国際オリンピック委員会(IOC)のトーマス・バッハ会長が16日午後、広島市の平和記念公園を訪れた。賛否の声がある中、バッハ氏は同公園内にある慰霊碑で献花し、黙とうした。

小雨が降る午後1時半ごろ、バッハ氏が献花する際、慰霊碑から約50メートル離れた立ち入り規制の柵の外からは市民団体「8・6ヒロシマ大行動実行委員会」のメンバーが拡声器を使い「Get out(出ていけ) Bach(バッハ)!」「You're not welcome(あなたは歓迎されていない)」と抗議する声を上げた。バッハ氏は真正面から罵声を浴びる形になった。

広島県民約50人による「東京五輪の中止を求める広島連絡会」(代表=足立修一弁護士)は午後1時から平和記念公園周辺で抗議活動をスタート。
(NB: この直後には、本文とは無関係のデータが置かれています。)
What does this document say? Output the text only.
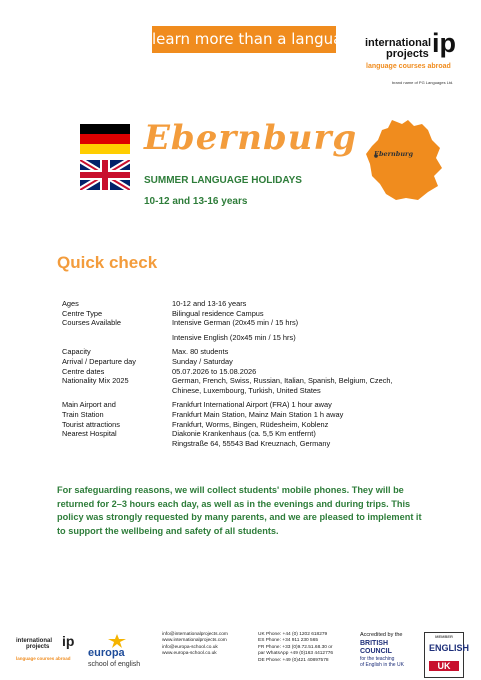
learn more than a language international
projects ip
language courses abroad
brand name of PG Languages Ltd.
Ebernburg
SUMMER LANGUAGE HOLIDAYS
10-12 and 13-16 years
Ebernburg
Quick check
Ages	10-12 and 13-16 years
Centre Type	Bilingual residence Campus
Courses Available	Intensive German (20x45 min / 15 hrs)
Intensive English (20x45 min / 15 hrs)
Capacity	Max. 80 students
Arrival / Departure day	Sunday / Saturday
Centre dates	05.07.2026 to 15.08.2026
Nationality Mix 2025	German, French, Swiss, Russian, Italian, Spanish, Belgium, Czech,
Chinese, Luxembourg, Turkish, United States
Main Airport and	Frankfurt International Airport (FRA) 1 hour away
Train Station	Frankfurt Main Station, Mainz Main Station 1 h away
Tourist attractions	Frankfurt, Worms, Bingen, Rüdesheim, Koblenz
Nearest Hospital	Diakonie Krankenhaus (ca. 5,5 Km entfernt)
Ringstraße 64, 55543 Bad Kreuznach, Germany
For safeguarding reasons, we will collect students' mobile phones. They will be returned for 2–3 hours each day, as well as in the evenings and during trips. This policy was strongly requested by many parents, and we are pleased to implement it to support the wellbeing and safety of all students.
international
projects ip
language courses abroad europa
school of english
info@internationalprojects.com
www.internationalprojects.com
info@europa-school.co.uk
www.europa-school.co.uk
UK Phone: +44 (0) 1202 618279
ES Phone: +34 911 230 565
FR Phone: +33 (0)9.72.51.68.30 or
par WhatsApp +49 (0)163 4412776
DE Phone: +49 (0)421 40897578
Accredited by the
BRITISH
COUNCIL
for the teaching
of English in the UK
MEMBER
ENGLISH
UK
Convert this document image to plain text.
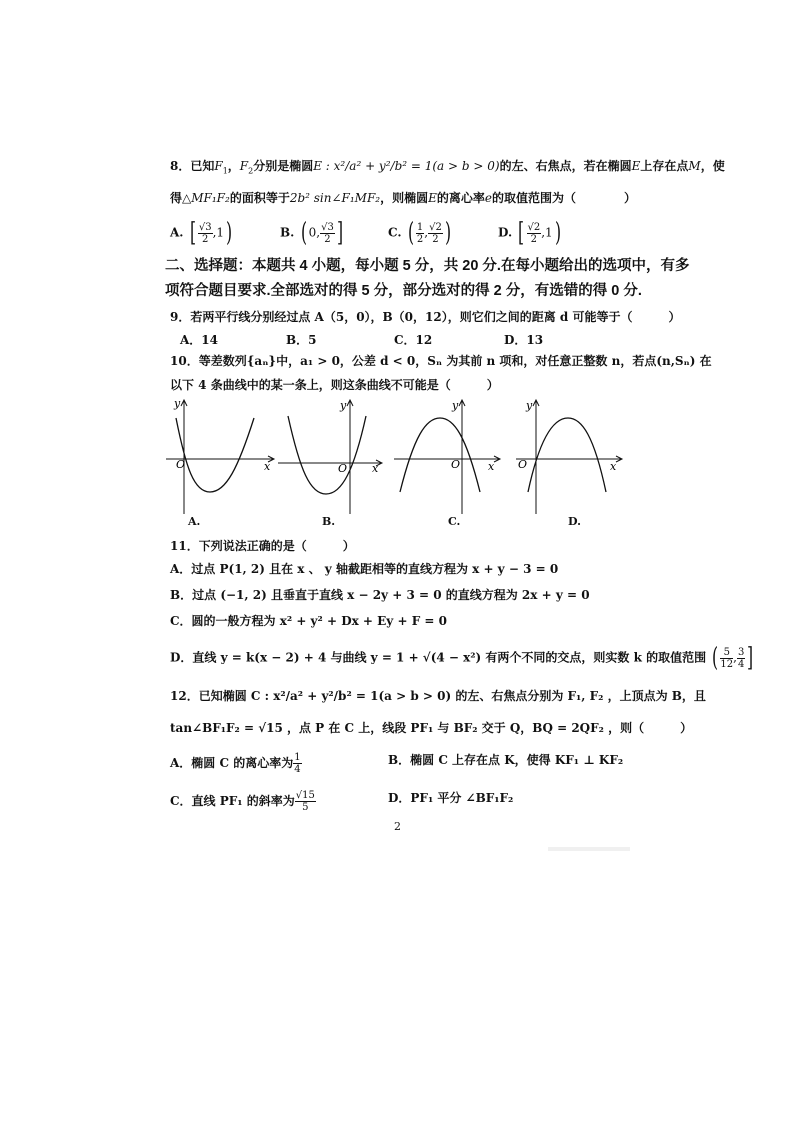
8．已知$F_1$，$F_2$分别是椭圆E : x²/a² + y²/b² = 1(a > b > 0)的左、右焦点，若在椭圆E上存在点M，使
得△MF₁F₂的面积等于2b² sin∠F₁MF₂，则椭圆E的离心率e的取值范围为（　　　　）
A. [ $\frac{√3}{2} ,1$)	B. ( 0, $\frac{√3}{2}$ ]	C. ( $\frac{1}{2}$ , $\frac{√2}{2}$ )	D. [ $\frac{√2}{2} ,1$)
二、选择题：本题共 4 小题，每小题 5 分，共 20 分.在每小题给出的选项中，有多
项符合题目要求.全部选对的得 5 分，部分选对的得 2 分，有选错的得 0 分.
9．若两平行线分别经过点 A（5，0），B（0，12），则它们之间的距离 d 可能等于（　　　）
A．14	B．5	C．12	D．13
10．等差数列{aₙ}中，a₁ > 0，公差 d < 0，Sₙ 为其前 n 项和，对任意正整数 n，若点(n,Sₙ) 在
以下 4 条曲线中的某一条上，则这条曲线不可能是（　　　）
O	x
y
A.
O x
y
B.
O	x
y
C.
O	x
y
D.
11．下列说法正确的是（　　　）
A．过点 P(1, 2) 且在 x 、 y 轴截距相等的直线方程为 x + y − 3 = 0
B．过点 (−1, 2) 且垂直于直线 x − 2y + 3 = 0 的直线方程为 2x + y = 0
C．圆的一般方程为 x² + y² + Dx + Ey + F = 0
D．直线 y = k(x − 2) + 4 与曲线 y = 1 + √(4 − x²) 有两个不同的交点，则实数 k 的取值范围 ( $\frac{5}{12}$ , $\frac{3}{4}$ ]
12．已知椭圆 C : x²/a² + y²/b² = 1(a > b > 0) 的左、右焦点分别为 F₁, F₂ ，上顶点为 B，且
tan∠BF₁F₂ = √15 ，点 P 在 C 上，线段 PF₁ 与 BF₂ 交于 Q，BQ = 2QF₂ ，则（　　　）
A．椭圆 C 的离心率为 $\frac{1}{4}$	B．椭圆 C 上存在点 K，使得 KF₁ ⊥ KF₂
C．直线 PF₁ 的斜率为 $\frac{√15}{5}$	D．PF₁ 平分 ∠BF₁F₂
2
「バッハは広島を利用するな!」「五輪強行、反対」「命をないがしろにするバッハは帰れ」と全員で声を合わせて抗議した。

同連絡会は12日に「新型コロナウイルス下での五輪開催強行を正当化するためにバッハ会長が『核のない平和な世界』のイメージを利用することは、被爆者に対する冒涜(ぼうとく)」とする申し入れ書を広島県と広島市に申し入れた。

この日の抗議活動後、同連絡会の久野成章事務局長は「被爆者運動をやっている方からは平和記念公園の中に入って、座り込みをしたいという声もあった」と明かした。

広島市では、平和記念公園内の一部で午後0時30分から午後3時30分まで立ち入りが規制され、資料館や国立広島原爆死没者追悼平和祈念館も同時間帯は一時閉館した。厳戒態勢が敷かれた。

抗議活動に参加した広島県原爆被害者団体協議会の佐久間邦彦理事長は「五輪開催を強行するために広島を利用している。コロナで多くの人がなくなっている今は、広島を訪れるべきではなかった。この時期でないなら歓迎したかった」と複雑な心境を明かした。

散歩中に抗議活動を見守った広島市の女性(81)は「なんでもかんでも反対しいさんな」と話し、バッハ氏が原爆資料館を見学したことに「バッハさんには、しっかりと資料館をみてもらい、平和を世界に伝えてほしい」と願った。

東京五輪のテニスの観戦チケットを持っていたという広島市の主婦(51)は「楽しみにしていたので観戦できないのは残念。いまは無事に大会ができることを祈るのみです」と話した。